To be clear, the allegation that Obamacare opponents are “extremists” or part of a “climate of hate,” as economist Paul Krugman described in The New York Times Monday, is baseless slander of the first order. Must we rebut the Krugman presumption? I suppose we must: There is no evidence that extremism is a prominent aspect of popular conservatism in any significant sense. Anecdotal evidence of such is thoroughly matched by “extremist” behavior on the other side, and is therefore not particular to right-wing activism. Even preceding Obamacare’s passage in March of 2010, left-wing rage was abundantly manifest. We could point out Kenneth Gladney, who, while selling miniature Gadsden flags, was beaten senseless by an unhinged member of the SEIU, a Marxist union closely allied with President Obama. Or we could recall the Tea Party protester whose finger was bitten off by a MoveOn.org sympathizer in 2009. Or former Congressman Alan Grayson, who accused Republicans of wanting Americans to “die quickly.” The examples proceed ad infinitum. The point is that, rather than being inveterate to the Republican or Democratic party, extremism is a cold fact of reality for both the Left and Right. What matters is that it is infrequent and openly condemned when it occurs.

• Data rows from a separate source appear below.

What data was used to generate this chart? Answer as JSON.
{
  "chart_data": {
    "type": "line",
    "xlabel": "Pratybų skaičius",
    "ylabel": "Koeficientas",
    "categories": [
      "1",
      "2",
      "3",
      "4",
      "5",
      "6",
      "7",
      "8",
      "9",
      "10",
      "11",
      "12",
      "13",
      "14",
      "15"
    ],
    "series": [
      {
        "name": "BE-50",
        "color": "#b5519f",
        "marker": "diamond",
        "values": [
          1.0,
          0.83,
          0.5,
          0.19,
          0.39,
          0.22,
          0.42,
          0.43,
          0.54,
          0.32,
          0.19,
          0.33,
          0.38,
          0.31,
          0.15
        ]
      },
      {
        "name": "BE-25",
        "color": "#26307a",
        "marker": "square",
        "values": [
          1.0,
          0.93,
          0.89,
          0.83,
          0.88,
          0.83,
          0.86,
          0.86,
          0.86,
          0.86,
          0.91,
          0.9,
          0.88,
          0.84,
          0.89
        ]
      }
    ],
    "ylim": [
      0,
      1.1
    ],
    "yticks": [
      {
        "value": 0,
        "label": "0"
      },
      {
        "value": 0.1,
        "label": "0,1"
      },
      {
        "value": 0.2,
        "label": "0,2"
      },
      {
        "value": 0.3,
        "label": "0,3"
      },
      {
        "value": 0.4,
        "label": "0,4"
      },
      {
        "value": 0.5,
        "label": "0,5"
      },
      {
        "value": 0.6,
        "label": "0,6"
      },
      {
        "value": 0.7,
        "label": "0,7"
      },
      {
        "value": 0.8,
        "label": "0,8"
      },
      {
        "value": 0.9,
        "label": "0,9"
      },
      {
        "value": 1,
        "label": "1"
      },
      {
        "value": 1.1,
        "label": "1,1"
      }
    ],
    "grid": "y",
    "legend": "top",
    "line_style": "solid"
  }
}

Within hours of the news that Rep. Giffords had been shot and numerous others had been killed or wounded, The New York Times blamed “vitriol” in politics for the massacre and pointed to the conservative movement (the Tea Party, Sarah Palin, etc.) in particular. Numerous other contributions from the Times and other left-wing figures and publications have since echoed the same. What is unclear is why “vitriol” in politics is suddenly so foreign to the Left. It suggests a degree of sensitivity in discourse which, of all political precincts, it certainly does not possess. The Bush years constituted an incredibly heated period in American politics, especially when led by anti-war hysterics. Some will remember when Bill Maher publicly opined, in all seriousness, that the world would be a safer place if Dick Cheney were dead. This statement was met with applause from his Real Time audience. Again, the examples go on and on. But particular examples are not the point. No faction enjoys a kind of holy disassociation from political degenerates, and these incidents quickly accumulate.